Statement on the Role of Mental Illness in Violent Behavior
Statement on the Role of Mental Illness in Violent Behavior
Statement on the Role of Mental Illness in Violent Behavior
July 2, 2014
Given the widespread media accounts of horrific shooting sprees over the last few months, ISEPP wishes to clarify the factors that lead to violent behavior in our society. Focusing on mental illness as a risk factor is a distraction, a waste of valuable resources, and a threat to personal autonomy and freedom.

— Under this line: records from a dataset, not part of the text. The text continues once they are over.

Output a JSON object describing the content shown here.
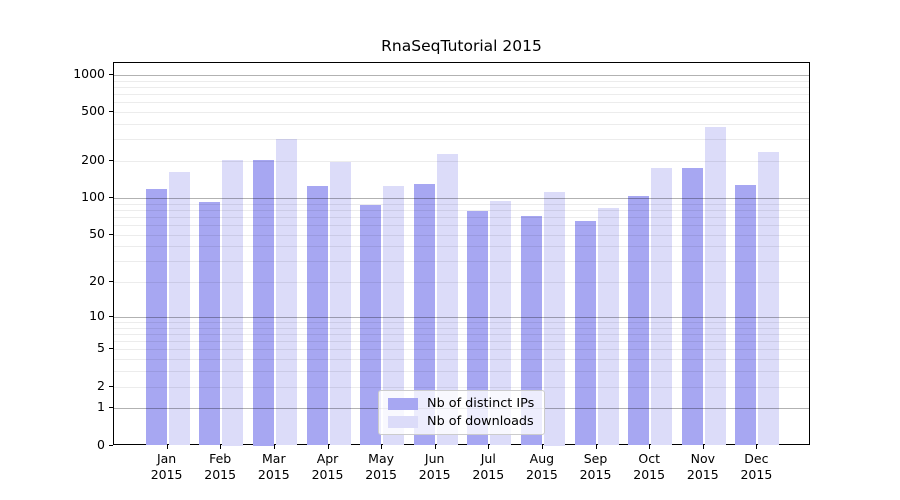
{
  "title": "RnaSeqTutorial 2015",
  "chart_data": {
    "type": "bar",
    "title": "RnaSeqTutorial 2015",
    "categories": [
      "Jan 2015",
      "Feb 2015",
      "Mar 2015",
      "Apr 2015",
      "May 2015",
      "Jun 2015",
      "Jul 2015",
      "Aug 2015",
      "Sep 2015",
      "Oct 2015",
      "Nov 2015",
      "Dec 2015"
    ],
    "series": [
      {
        "name": "Nb of distinct IPs",
        "color": "#a7a7f2",
        "values": [
          119,
          92,
          204,
          125,
          88,
          130,
          78,
          71,
          65,
          103,
          177,
          128
        ]
      },
      {
        "name": "Nb of downloads",
        "color": "#dcdcf9",
        "values": [
          162,
          204,
          301,
          197,
          125,
          228,
          94,
          112,
          83,
          177,
          380,
          238
        ]
      }
    ],
    "y_axis": {
      "scale": "log1p",
      "tick_values": [
        0,
        1,
        2,
        5,
        10,
        20,
        50,
        100,
        200,
        500,
        1000
      ],
      "range": [
        0,
        1000
      ],
      "major_gridline_values": [
        1,
        10,
        100,
        1000
      ]
    },
    "x_axis": {
      "label_lines": 2
    },
    "legend": {
      "position": "lower center"
    },
    "grid": "horizontal",
    "colors": {
      "bar_dark": "#a7a7f2",
      "bar_light": "#dcdcf9",
      "major_grid": "#b3b3b3",
      "minor_grid": "#ececec",
      "axis": "#000000"
    }
  }
}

A diagnosis of mental illness does not increase one’s risk of being violent. Actually, some research suggests one of the most serious of mental illness diagnoses, schizophrenia, reduces the risk of being violent. This disconnect between a mental illness diagnosis and violence is because mental illness does not refer to a brain disease that causes violence. No such disease exists. Unlike a diagnosis of real illness like diabetes, mental illness diagnoses are merely broad descriptive labels given to clusters of very common human problems, not brain defects. People “qualify” for a diagnosis only if they exhibit a specified number of items from a menu-‐like checklist. One item too few, and there is no diagnosis; they are not mentally ill.

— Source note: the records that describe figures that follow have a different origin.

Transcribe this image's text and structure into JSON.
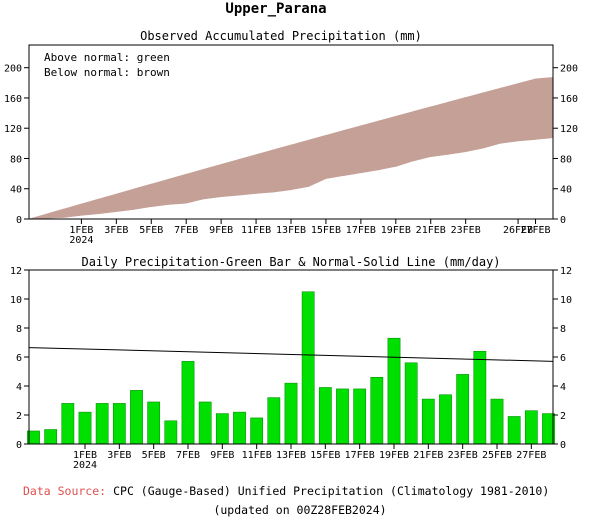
{
  "title": "Upper_Parana",
  "charts": {
    "accumulated": {
      "title": "Observed Accumulated Precipitation (mm)",
      "legend_above": "Above normal: green",
      "legend_below": "Below normal: brown"
    },
    "daily": {
      "title": "Daily Precipitation-Green Bar & Normal-Solid Line (mm/day)"
    }
  },
  "footer": {
    "source_label": "Data Source:",
    "source_text": "CPC (Gauge-Based) Unified Precipitation (Climatology 1981-2010)",
    "updated": "(updated on 00Z28FEB2024)"
  },
  "colors": {
    "below_normal": "#c4a096",
    "above_normal": "#00cc00",
    "bar": "#00e000",
    "bar_edge": "#008000",
    "normal_line": "#000000",
    "source_label": "#e05050"
  },
  "chart_data": [
    {
      "type": "area",
      "title": "Observed Accumulated Precipitation (mm)",
      "x": [
        "2024-01-29",
        "2024-01-30",
        "2024-01-31",
        "2024-02-01",
        "2024-02-02",
        "2024-02-03",
        "2024-02-04",
        "2024-02-05",
        "2024-02-06",
        "2024-02-07",
        "2024-02-08",
        "2024-02-09",
        "2024-02-10",
        "2024-02-11",
        "2024-02-12",
        "2024-02-13",
        "2024-02-14",
        "2024-02-15",
        "2024-02-16",
        "2024-02-17",
        "2024-02-18",
        "2024-02-19",
        "2024-02-20",
        "2024-02-21",
        "2024-02-22",
        "2024-02-23",
        "2024-02-24",
        "2024-02-25",
        "2024-02-26",
        "2024-02-27",
        "2024-02-28"
      ],
      "series": [
        {
          "name": "Observed accumulated",
          "values": [
            0,
            1,
            2,
            4.8,
            7,
            9.8,
            12.6,
            16.3,
            19.2,
            20.8,
            26.5,
            29.4,
            31.5,
            33.7,
            35.5,
            38.7,
            42.9,
            53.4,
            57.3,
            61.1,
            64.9,
            69.5,
            76.8,
            82.4,
            85.5,
            88.9,
            93.7,
            100.1,
            103.2,
            105.1,
            107.4
          ]
        },
        {
          "name": "Normal accumulated",
          "values": [
            0,
            6.65,
            13.28,
            19.9,
            26.5,
            33.08,
            39.65,
            46.2,
            52.73,
            59.24,
            65.73,
            72.2,
            78.65,
            85.08,
            91.49,
            97.88,
            104.25,
            110.6,
            116.93,
            123.24,
            129.53,
            135.8,
            142.05,
            148.28,
            154.49,
            160.68,
            166.85,
            173.0,
            179.13,
            185.24,
            187.25
          ]
        }
      ],
      "x_ticks": [
        "1FEB\n2024",
        "3FEB",
        "5FEB",
        "7FEB",
        "9FEB",
        "11FEB",
        "13FEB",
        "15FEB",
        "17FEB",
        "19FEB",
        "21FEB",
        "23FEB",
        "26FEB",
        "27FEB"
      ],
      "ylim": [
        0,
        230
      ],
      "yticks": [
        0,
        40,
        80,
        120,
        160,
        200
      ],
      "grid": false
    },
    {
      "type": "bar",
      "title": "Daily Precipitation-Green Bar & Normal-Solid Line (mm/day)",
      "x": [
        "2024-01-29",
        "2024-01-30",
        "2024-01-31",
        "2024-02-01",
        "2024-02-02",
        "2024-02-03",
        "2024-02-04",
        "2024-02-05",
        "2024-02-06",
        "2024-02-07",
        "2024-02-08",
        "2024-02-09",
        "2024-02-10",
        "2024-02-11",
        "2024-02-12",
        "2024-02-13",
        "2024-02-14",
        "2024-02-15",
        "2024-02-16",
        "2024-02-17",
        "2024-02-18",
        "2024-02-19",
        "2024-02-20",
        "2024-02-21",
        "2024-02-22",
        "2024-02-23",
        "2024-02-24",
        "2024-02-25",
        "2024-02-26",
        "2024-02-27",
        "2024-02-28"
      ],
      "values": [
        0.9,
        1.0,
        2.8,
        2.2,
        2.8,
        2.8,
        3.7,
        2.9,
        1.6,
        5.7,
        2.9,
        2.1,
        2.2,
        1.8,
        3.2,
        4.2,
        10.5,
        3.9,
        3.8,
        3.8,
        4.6,
        7.3,
        5.6,
        3.1,
        3.4,
        4.8,
        6.4,
        3.1,
        1.9,
        2.3,
        2.1
      ],
      "normal_line": [
        6.65,
        5.7
      ],
      "x_ticks": [
        "1FEB\n2024",
        "3FEB",
        "5FEB",
        "7FEB",
        "9FEB",
        "11FEB",
        "13FEB",
        "15FEB",
        "17FEB",
        "19FEB",
        "21FEB",
        "23FEB",
        "25FEB",
        "27FEB"
      ],
      "ylim": [
        0,
        12
      ],
      "yticks": [
        0,
        2,
        4,
        6,
        8,
        10,
        12
      ],
      "grid": false
    }
  ]
}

While a diagnosis of mental illness does not increase the risk of violence, some specific emotional, cognitive, and behavioral problems can. Still, no one thing causes violence. It is the end result of multiple, complex, and interwoven risk factors that increase the probability of violence. Years of research show the factors that increase one’s risk of being violent are: 1) being male; 2) being younger; 3) a history of antisocial patterns; 4) past violent behavior; 5) easy access to weapons, especially lethal ones like guns; 6) poor social support; 7) feelings of being persecuted and difficulty controlling thoughts; and 8) use of drugs/alcohol to cope with stress. Whereas some of these factors show up among items in the checklist menu approach to mental illness diagnosing, none by themselves necessarily qualify for a diagnosis, and so they can increase a person’s risk of being violent while the person would not be considered “mentally ill”. More importantly, these risk factors do not show up in the majority of people who are labeled with mental illness diagnoses. In short, most people who are diagnosed with mental illness are no more at risk of becoming violent than the general public. Even though these factors increase the risk of violence, they are not precise enough to use as a prediction tool. Doing so would result in a huge false alarm rate in which the great majority of the people identified as being prone to violence would never commit violent acts.

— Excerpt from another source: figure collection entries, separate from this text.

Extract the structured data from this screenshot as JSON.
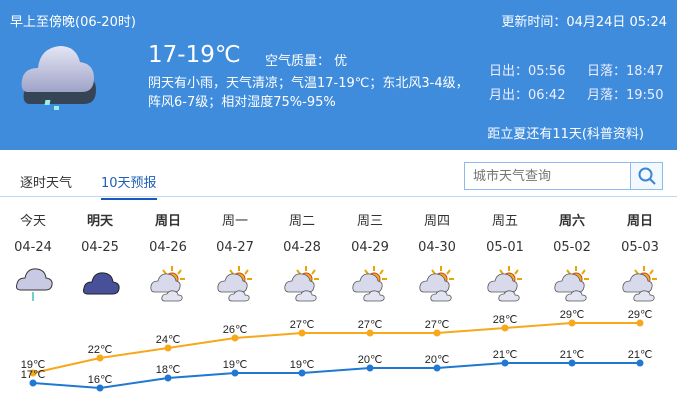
{
  "header": {
    "period": "早上至傍晚(06-20时)",
    "update_time": "更新时间：04月24日 05:24",
    "temperature": "17-19℃",
    "air_quality": "空气质量： 优",
    "description": "阴天有小雨，天气清凉；气温17-19℃；东北风3-4级，阵风6-7级；相对湿度75%-95%",
    "sunrise": "日出：05:56",
    "sunset": "日落：18:47",
    "moonrise": "月出：06:42",
    "moonset": "月落：19:50",
    "countdown": "距立夏还有11天(科普资料)",
    "icon": "cloud-rain-icon"
  },
  "tabs": [
    {
      "label": "逐时天气",
      "active": false
    },
    {
      "label": "10天预报",
      "active": true
    }
  ],
  "search": {
    "placeholder": "城市天气查询",
    "icon": "search-icon"
  },
  "colors": {
    "header_bg": "#3f8cdc",
    "high": "#f7a81b",
    "low": "#1f78d1"
  },
  "days": [
    {
      "weekday": "今天",
      "date": "04-24",
      "icon": "cloud-rain-icon",
      "bold": false
    },
    {
      "weekday": "明天",
      "date": "04-25",
      "icon": "overcast-icon",
      "bold": true
    },
    {
      "weekday": "周日",
      "date": "04-26",
      "icon": "partly-cloudy-icon",
      "bold": true
    },
    {
      "weekday": "周一",
      "date": "04-27",
      "icon": "partly-cloudy-icon",
      "bold": false
    },
    {
      "weekday": "周二",
      "date": "04-28",
      "icon": "partly-cloudy-icon",
      "bold": false
    },
    {
      "weekday": "周三",
      "date": "04-29",
      "icon": "partly-cloudy-icon",
      "bold": false
    },
    {
      "weekday": "周四",
      "date": "04-30",
      "icon": "partly-cloudy-icon",
      "bold": false
    },
    {
      "weekday": "周五",
      "date": "05-01",
      "icon": "partly-cloudy-icon",
      "bold": false
    },
    {
      "weekday": "周六",
      "date": "05-02",
      "icon": "partly-cloudy-icon",
      "bold": true
    },
    {
      "weekday": "周日",
      "date": "05-03",
      "icon": "partly-cloudy-icon",
      "bold": true
    }
  ],
  "chart_data": {
    "type": "line",
    "categories": [
      "04-24",
      "04-25",
      "04-26",
      "04-27",
      "04-28",
      "04-29",
      "04-30",
      "05-01",
      "05-02",
      "05-03"
    ],
    "unit": "℃",
    "series": [
      {
        "values": [
          19,
          22,
          24,
          26,
          27,
          27,
          27,
          28,
          29,
          29
        ],
        "color": "#f7a81b"
      },
      {
        "values": [
          17,
          16,
          18,
          19,
          19,
          20,
          20,
          21,
          21,
          21
        ],
        "color": "#1f78d1"
      }
    ]
  }
}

Conventional psychiatric treatment that views people as patients with illnesses, instead of fellow human beings with very common troubles, can actually increase the risk of violent behavior by ignoring the personal, moral, economic, political, spiritual, and existential elements of one’s struggles. Such traditional mental health interventions can easily lead to a sense of being misunderstood and oppressed (risk factor 7), as well as being socially ostracized due to the particularly damaging stigma that the illness model instills (risk factor 6). Further, the common use of psychiatric drugs can also lead to an increase in violence risk (risk factor 8). Regulatory agency and drug company black box warnings attest to the potential of these drugs’ chemical effects increasing the risk of violence and suicide. Research shows that of the top 31 prescription drugs associated with violent adverse outcomes, 26 are psychiatric drugs. Psychiatric drugs create very unpleasant and risky sensations to include emotional numbing, caring less about things, and feeling like a different person. Finally, all psychiatric drugs can have very harmful withdrawal effects, especially if they are stopped abruptly. These drug effects can clearly contribute to the development of risk factors 6 and 7 above, just like illicit drugs and alcohol can.
We call on public policy makers, mental health professionals, and the lay public to be aware of these factors in order to make more informed decisions with the hope of reducing the risk of violent incidents in the future.